A resposta pode se chamar E7, um grupo formado pelas sete maiores economias emergentes do mundo: China, Índia, Brasil, Indonésia, Turquia, México e Arábia Saudita. Para Troyjo, esses serão os atores que impulsionarão a maior parte da expansão econômica global no futuro.
“O aumento populacional será turbinado pela expansão econômica global dessas economias emergentes. Seremos testemunhas de uma mudança estrutural no mapa da demanda global por alimentos”, diz. “O incremento de renda nesses países vai provocar uma alta no consumo de alimentos. Será uma revolução calórica”, completa. E o Brasil tem grandes chances de protagonizar esse movimento. China, Índia, EUA e Brasil ocupam as primeiras posições no ranking global dos países produtores de alimentos, de acordo com dados da Organização das Nações Unidas para Alimentação e Agricultura (FAO).
Com uma população na casa de 1,4 bilhão de habitantes, os chineses se consolidaram como os maiores importadores de alimentos do mundo. A Índia, também com 1,4 bilhão de habitantes, até produz, mas ainda conta com baixa infraestrutura. Os EUA conseguiriam suprir uma boa parte da demanda, mas, para Troyjo, é no Brasil que mora a solução. “Essa é uma enorme janela de oportunidade para o Brasil. Não posso afirmar com certeza que esse será o futuro mas, se for, é realmente muito atraente para nós”.
O Brasil é sala de aula
O professor Marcos Jank concorda e vai além. “O nome desse jogo é sustentabilidade e eficiência. Não vamos conseguir ir além sem isso”, diz. Ele acrescenta que o Brasil pode, não somente alimentar o mundo, como ensinar outros países a produzir de forma eficiente por meio de sistemas de Integração Lavoura-Pecuária-Floresta (ILPF), agricultura digital e de precisão, controle biológico, sequestro de carbono e genética. “Essas soluções podem ser replicadas em muitos outros países tropicais da América Latina, África e partes da Ásia, onde a produtividade ainda é baixa”.
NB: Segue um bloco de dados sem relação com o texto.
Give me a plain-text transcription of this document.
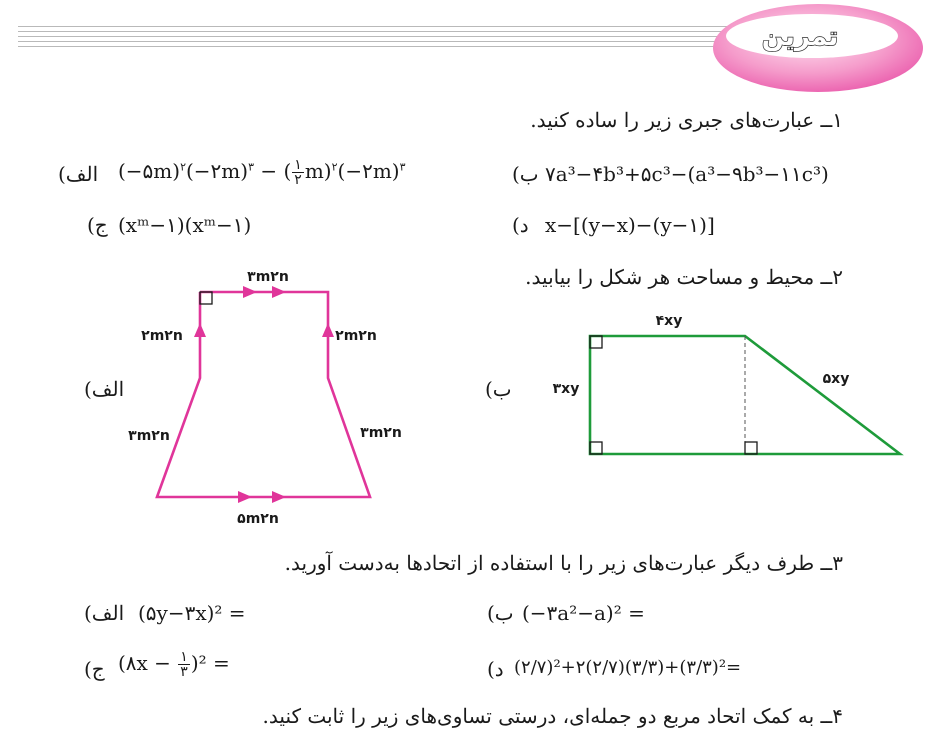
تمرین
۱ــ عبارت‌های جبری زیر را ساده کنید.
الف) (−۵m)$^۲$(−۲m)$^۳$ − ( $\frac{۱}{۲}$ m)$^۲$(−۲m)$^۳$	ب) ۷a³−۴b³+۵c³−(a³−۹b³−۱۱c³)
ج) (xᵐ−۱)(xᵐ−۱)	د) x−[(y−x)−(y−۱)]
۲ــ محیط و مساحت هر شکل را بیابید.
۳m۲n
۲m۲n	۲m۲n
۳m۲n	۳m۲n
۵m۲n
الف)
۴xy
۳xy
۵xy
ب)
۳ــ طرف دیگر عبارت‌های زیر را با استفاده از اتحادها به‌دست آورید.
الف) (۵y−۳x)² =	ب) (−۳a²−a)² =
ج) (۸x − $\frac{۱}{۳} )^2$ =	د) (۲/۷)²+۲(۲/۷)(۳/۳)+(۳/۳)²=
۴ــ به کمک اتحاد مربع دو جمله‌ای، درستی تساوی‌های زیر را ثابت کنید.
Para Jank, os demais países tropicais podem aprender a produzir mais e gerar menos emissões. Ele lembra do famoso Boi China feito pela pecuária brasileira para atender a um mercado específico. Na sua opinião, essa demanda incentivou boas práticas sem necessidade de imposição regulatória. O Brasil conseguiu atender a demanda de exportar carne para o país asiático, que exigia um animal abatido com no máximo 30 meses de idade, o que levou a investimento em genética, pastagens de melhor qualidade, suplementação alimentar e sistemas de engorda mais eficientes, porque o prêmio pago por esse animal valeu o esforço.
“Tivemos um salto na produtividade do rebanho bovino brasileiro e, ao mesmo tempo, um ganho ambiental. Quanto menos tempo o animal passa no campo, menos metano ele emite, menos pressão ele exerce sobre o solo, e mais eficiente é a produção como um todo”, diz Jank.
O Brasil também se tornou um espelho quando se trata de rastreabilidade, outro pilar socioambiental importante da cadeia agropecuária. Em 2024, o país deu mais um passo rumo às comprovações e criou o Plano Nacional de Rastreabilidade Bovina. “A rastreabilidade dos alimentos será cada vez mais importante no mundo, porque o consumidor quer saber as condições em que aquilo foi produzido”, diz Jank. Para ele, o país precisa ser lembrado não somente como uma potência agrícola, mas também ambiental e de soluções de melhores práticas.
Hawkins compartilha do mesmo pensamento. Para ele, o agro global deve fazer mais e melhor, e o mundo pode aprender com o Brasil. O país esteve no centro das discussões como detentor de ferramentas para contornar as turbulências globais e ser reconhecido como uma potência em produção agrícola sustentável, embora tenha recebido também convidados de outros países, como Yuliya Bereshchenko, diretora da Astarta, uma das maiores holdings agroindustriais do Ucrânia. Na abertura do evento, Hawkins deixou o recado sobre as intenções da empresa: “Vamos refletir sobre onde podemos fazer mais e melhor”.